Czołówka w trwającej edycji Pucharu Świata wykrystalizowała się bardzo szybko. Do czołowych zawodników początku sezonu należą Dawid Kubacki, Anże Lanisek, Stefan Kraft, czy Piotr Żyła. Wszyscy wymienieni skoczkowie potrafią zachwycić kibiców dalekimi i pięknymi skokami, co jedynie wpływa na efektowność rywalizacji. A ta z konkursu na konkurs jest coraz lepsza. Niebawem stawka będzie bardzo wysoka, bo rozpocznie się Turniej Czterech Skoczni.
Thurnbichler wprost o decyzjach jury. Nie gryzł się w język
W tym faworytem będzie m.in. Kubacki. Polak w niektórych zawodach potrafił zdeklasować rywali. Jak to w skokach narciarskich bywa, na wyniki wpływ będzie miała również pogoda. W tym sezonie już parokrotnie dochodziło do sytuacji, w których jury "manewrowało" z długością rozbiegu. Częste zmiany nie podobają się i kibicom i samym zawodnikom oraz trenerom, czego wyraz dał Thomas Thurnbichler. Szkoleniowiec Polaków w rozmowie z portalem WP SportoweFakty zdradził, że takie "kombinacje" niewiele mają wspólnego ze sprawiedliwą rywalizacją.
- Dla mnie, jako trenera, najważniejsza jest sprawiedliwa rywalizacja. Jeśli zmienia się tak często belki jak ostatnio, to nie jest sprawiedliwe - stwierdził szkoleniowiec biało-czerwonych. Zdaniem Austriaka skoczkowie z czołówki powinni ruszać z tego samego rozbiegu. - Dzięki zmianom rozbiegu zawody są szybko kontynuowane i to jest dobre dla jury, ale moim zdaniem najlepsi skoczkowie powinni oddawać skoki z tego samego rozbiegu - ocenił Thurnbichler.
Thomas Thurnbichler powiedział to wprost.
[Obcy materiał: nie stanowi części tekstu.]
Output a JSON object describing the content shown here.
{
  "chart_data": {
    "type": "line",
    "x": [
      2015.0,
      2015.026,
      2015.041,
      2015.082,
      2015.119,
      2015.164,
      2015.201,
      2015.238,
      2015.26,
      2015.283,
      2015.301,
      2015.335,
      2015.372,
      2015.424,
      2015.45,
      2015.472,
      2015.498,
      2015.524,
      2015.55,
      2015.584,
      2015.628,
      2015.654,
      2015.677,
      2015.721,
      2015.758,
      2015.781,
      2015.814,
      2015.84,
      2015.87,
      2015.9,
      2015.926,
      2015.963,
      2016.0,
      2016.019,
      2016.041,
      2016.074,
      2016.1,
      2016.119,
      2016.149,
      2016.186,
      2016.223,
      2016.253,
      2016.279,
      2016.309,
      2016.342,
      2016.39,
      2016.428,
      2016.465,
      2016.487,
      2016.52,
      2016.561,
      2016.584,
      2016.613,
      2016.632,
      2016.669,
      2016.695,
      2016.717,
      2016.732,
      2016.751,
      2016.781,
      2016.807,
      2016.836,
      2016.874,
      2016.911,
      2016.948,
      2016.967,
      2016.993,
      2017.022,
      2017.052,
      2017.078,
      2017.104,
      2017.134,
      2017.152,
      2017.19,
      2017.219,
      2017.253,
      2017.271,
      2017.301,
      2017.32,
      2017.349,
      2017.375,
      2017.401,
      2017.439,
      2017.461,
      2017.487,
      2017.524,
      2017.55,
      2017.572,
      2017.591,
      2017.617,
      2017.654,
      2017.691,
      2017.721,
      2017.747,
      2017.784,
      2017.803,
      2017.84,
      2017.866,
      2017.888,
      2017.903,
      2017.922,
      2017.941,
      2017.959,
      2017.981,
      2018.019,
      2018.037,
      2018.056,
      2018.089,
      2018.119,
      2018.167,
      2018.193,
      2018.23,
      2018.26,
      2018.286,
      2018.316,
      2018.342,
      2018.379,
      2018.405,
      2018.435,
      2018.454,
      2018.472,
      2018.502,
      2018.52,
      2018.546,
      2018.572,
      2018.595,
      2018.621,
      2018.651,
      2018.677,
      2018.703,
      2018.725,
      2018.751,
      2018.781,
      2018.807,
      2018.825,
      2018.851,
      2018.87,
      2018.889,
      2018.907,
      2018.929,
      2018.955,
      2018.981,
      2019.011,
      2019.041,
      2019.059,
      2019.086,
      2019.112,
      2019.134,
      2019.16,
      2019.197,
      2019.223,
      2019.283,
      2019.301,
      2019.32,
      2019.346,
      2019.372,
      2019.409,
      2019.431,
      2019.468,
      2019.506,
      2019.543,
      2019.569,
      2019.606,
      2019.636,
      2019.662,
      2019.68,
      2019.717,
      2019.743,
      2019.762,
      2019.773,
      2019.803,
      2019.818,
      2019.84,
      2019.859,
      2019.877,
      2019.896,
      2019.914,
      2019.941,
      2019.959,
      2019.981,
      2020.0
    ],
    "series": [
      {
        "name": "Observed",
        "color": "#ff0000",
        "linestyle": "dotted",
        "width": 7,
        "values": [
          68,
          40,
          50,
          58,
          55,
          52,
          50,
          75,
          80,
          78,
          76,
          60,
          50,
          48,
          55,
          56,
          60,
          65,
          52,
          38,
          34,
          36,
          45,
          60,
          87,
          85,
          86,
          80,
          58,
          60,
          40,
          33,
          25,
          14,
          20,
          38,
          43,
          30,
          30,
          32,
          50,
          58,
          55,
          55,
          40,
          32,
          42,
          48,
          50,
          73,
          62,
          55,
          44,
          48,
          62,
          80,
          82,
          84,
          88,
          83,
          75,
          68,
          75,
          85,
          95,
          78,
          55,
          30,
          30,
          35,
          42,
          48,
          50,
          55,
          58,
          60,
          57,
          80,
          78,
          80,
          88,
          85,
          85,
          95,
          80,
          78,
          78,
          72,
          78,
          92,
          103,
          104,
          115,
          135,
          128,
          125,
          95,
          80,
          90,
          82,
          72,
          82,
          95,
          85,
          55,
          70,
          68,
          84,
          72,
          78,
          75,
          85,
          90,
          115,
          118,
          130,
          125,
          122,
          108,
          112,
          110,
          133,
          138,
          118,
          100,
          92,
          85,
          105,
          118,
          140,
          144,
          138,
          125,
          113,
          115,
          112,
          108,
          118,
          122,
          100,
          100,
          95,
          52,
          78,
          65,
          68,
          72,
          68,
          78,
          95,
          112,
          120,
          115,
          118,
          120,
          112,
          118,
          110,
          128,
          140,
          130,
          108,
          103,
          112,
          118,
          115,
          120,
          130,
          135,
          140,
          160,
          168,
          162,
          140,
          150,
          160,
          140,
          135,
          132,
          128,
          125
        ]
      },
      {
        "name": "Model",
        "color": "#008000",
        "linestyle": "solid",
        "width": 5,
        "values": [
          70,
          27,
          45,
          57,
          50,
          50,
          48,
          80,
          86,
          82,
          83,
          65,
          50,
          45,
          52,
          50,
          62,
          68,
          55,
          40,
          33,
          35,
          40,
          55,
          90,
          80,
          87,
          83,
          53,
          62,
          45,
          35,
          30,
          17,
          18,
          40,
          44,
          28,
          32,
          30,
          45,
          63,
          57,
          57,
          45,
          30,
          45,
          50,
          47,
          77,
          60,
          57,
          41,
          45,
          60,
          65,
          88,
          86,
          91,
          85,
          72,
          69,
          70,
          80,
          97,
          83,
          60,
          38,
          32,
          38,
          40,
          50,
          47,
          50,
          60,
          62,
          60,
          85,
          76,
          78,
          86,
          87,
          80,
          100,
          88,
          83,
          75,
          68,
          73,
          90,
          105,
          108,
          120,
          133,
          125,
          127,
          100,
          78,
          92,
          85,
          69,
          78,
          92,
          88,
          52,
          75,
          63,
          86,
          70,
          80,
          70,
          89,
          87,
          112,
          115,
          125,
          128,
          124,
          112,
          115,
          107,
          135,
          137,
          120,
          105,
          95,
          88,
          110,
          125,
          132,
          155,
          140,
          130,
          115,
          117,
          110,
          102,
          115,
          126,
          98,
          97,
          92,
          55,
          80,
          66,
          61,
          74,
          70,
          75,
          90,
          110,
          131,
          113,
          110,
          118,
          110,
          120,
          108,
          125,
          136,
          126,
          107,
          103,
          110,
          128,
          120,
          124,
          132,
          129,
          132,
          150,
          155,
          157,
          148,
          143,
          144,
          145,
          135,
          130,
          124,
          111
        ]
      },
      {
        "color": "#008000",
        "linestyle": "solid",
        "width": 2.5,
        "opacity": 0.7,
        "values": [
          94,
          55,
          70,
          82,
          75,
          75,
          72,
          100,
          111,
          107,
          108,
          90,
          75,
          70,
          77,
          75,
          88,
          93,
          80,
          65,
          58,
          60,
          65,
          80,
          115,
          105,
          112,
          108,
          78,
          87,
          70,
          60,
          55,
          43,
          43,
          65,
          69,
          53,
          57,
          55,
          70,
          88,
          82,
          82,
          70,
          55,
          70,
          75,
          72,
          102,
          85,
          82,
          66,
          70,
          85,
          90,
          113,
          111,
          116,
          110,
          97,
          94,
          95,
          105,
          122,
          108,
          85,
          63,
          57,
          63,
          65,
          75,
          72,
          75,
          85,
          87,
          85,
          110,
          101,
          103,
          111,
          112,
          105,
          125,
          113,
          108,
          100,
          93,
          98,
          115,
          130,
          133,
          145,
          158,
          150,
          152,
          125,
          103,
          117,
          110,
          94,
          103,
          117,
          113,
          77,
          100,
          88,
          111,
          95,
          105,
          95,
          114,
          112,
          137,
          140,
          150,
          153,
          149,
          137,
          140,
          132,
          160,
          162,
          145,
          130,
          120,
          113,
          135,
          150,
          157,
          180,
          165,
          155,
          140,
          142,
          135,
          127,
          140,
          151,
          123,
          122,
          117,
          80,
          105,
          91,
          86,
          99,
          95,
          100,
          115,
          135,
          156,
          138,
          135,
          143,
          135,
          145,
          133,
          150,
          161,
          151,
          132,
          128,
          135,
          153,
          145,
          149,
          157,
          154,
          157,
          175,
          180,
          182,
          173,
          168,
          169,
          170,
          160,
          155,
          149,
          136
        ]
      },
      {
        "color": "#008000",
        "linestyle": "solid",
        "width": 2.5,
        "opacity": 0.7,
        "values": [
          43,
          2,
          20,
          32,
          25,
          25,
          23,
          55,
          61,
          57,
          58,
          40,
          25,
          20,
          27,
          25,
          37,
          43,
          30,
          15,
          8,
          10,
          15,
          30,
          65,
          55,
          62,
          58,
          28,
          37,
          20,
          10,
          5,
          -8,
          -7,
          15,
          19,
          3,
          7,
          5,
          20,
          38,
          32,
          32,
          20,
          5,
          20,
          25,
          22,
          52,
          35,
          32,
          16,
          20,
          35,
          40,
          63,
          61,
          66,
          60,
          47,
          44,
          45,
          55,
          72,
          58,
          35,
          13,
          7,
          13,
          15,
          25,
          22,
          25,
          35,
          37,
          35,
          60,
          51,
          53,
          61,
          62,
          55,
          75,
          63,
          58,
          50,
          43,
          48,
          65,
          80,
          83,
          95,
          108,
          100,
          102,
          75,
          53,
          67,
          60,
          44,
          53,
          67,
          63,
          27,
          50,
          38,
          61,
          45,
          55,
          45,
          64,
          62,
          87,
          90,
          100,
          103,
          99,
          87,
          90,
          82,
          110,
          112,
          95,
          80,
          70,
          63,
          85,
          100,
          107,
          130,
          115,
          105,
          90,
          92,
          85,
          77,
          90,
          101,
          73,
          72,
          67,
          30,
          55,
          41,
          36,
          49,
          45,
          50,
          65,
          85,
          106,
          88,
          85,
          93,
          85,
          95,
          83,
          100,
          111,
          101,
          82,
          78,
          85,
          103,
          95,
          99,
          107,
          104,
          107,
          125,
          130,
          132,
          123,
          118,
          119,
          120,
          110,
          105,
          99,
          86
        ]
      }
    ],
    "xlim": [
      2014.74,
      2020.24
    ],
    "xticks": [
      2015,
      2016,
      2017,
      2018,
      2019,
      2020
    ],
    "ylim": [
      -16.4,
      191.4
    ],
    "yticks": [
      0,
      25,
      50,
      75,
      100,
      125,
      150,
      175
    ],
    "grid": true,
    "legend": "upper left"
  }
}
Mocne słowa pod adresem jury
- Najczęściej wygląda to tak, że gdy na samym początku mamy dalekie skoki, to od razu błędnie zakłada się, że ci najlepsi będą lądowali w granicach rozmiaru skoczni - zauważył szkoleniowiec polskich skoczków. Thurnbichler zdradził również, że na TCS chce dać szanse kilku młodym zawodnikom, aby zdobyli niezbędne doświadczenie, które może zaprocentować w przyszłości.